"How the hours have racked and tortured me since I have lost thee!"
2:14 p.m.

Dear You,

I love you. You appeared in my life so briefly - at a drama class that lasted three months. You were Hungarian and sweet and a talented actress and a bit of a tomboy and beautiful. You played Sebastian, Viola's twin brother. Now, forever, for me, Sebastian will have your voice and a Hungarian accent. Your lovely voice... I cannot even describe it. A bit low, and somewhat sensual, and at the same time - cheerful and sensible. I stared at you and loved you. Why? You were not conventionally beautiful or very feminine. But you captivated and mesmerized me. One time, when I looked depressed, I guess, you walked up to me and you put your hands on my shoulders and you said, "Are you happy?" And you said my name! You knew my name! Randomly you asked me this and then walked away, and I was undone. I lived in a dream for the rest of the day.
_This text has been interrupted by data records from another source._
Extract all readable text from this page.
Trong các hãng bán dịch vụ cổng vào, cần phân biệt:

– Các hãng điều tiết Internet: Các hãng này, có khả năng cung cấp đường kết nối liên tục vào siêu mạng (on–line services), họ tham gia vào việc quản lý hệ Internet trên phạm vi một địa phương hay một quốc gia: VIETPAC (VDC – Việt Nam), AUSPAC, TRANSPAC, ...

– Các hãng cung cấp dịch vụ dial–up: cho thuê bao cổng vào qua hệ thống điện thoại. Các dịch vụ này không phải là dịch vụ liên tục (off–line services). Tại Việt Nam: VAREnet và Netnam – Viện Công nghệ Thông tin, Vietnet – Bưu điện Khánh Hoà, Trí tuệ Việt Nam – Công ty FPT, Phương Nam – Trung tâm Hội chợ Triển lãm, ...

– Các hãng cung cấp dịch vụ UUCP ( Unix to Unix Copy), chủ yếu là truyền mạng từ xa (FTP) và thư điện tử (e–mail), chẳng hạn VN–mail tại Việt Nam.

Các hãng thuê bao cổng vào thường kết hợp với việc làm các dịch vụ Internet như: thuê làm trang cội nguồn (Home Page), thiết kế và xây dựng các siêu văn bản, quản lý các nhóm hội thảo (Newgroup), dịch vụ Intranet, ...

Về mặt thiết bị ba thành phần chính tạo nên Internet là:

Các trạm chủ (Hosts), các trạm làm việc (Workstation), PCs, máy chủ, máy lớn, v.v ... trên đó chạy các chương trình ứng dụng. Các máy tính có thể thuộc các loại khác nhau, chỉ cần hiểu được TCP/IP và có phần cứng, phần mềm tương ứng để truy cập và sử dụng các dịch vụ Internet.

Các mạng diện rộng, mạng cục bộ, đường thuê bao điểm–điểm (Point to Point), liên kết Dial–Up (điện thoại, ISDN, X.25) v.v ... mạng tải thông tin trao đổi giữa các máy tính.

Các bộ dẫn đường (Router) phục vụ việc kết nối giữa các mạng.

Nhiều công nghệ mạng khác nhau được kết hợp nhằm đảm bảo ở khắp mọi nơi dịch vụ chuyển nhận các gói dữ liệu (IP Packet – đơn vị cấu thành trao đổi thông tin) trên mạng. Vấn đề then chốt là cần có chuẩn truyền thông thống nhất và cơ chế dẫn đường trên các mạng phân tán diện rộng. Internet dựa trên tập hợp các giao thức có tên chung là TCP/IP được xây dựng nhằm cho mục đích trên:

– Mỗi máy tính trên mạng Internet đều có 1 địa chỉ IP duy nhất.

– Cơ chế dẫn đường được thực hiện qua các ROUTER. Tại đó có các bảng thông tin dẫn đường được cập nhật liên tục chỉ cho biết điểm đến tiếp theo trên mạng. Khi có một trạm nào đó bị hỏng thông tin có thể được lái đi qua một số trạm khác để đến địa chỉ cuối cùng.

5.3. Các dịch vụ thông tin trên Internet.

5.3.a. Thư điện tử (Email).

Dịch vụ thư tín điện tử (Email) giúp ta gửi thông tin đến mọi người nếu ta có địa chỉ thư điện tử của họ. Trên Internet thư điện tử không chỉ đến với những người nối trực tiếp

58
When I got home I wrote you a long, long love letter. It was many pages... but as soon as I was done I tore it up. I was afraid that you would simply say, "Well, I'm sorry, I'm not gay or bi," and you would not understand what I mean by love - love that is just love and nothing else, love for one human being - you. In my letter I talked about my nonbelief in sexual orientation - we fall in love with an individual and not with a sex. But you would regard this as manifest nonsense. Also I had a bad reputation at school at the time. You would not even want to be friends with me. You were a grade above me. You were graduating that year. All paths to you were closed. So I tried to forget about you. But sometimes I still wonder - what made you come up to me and say, "Are you happy?"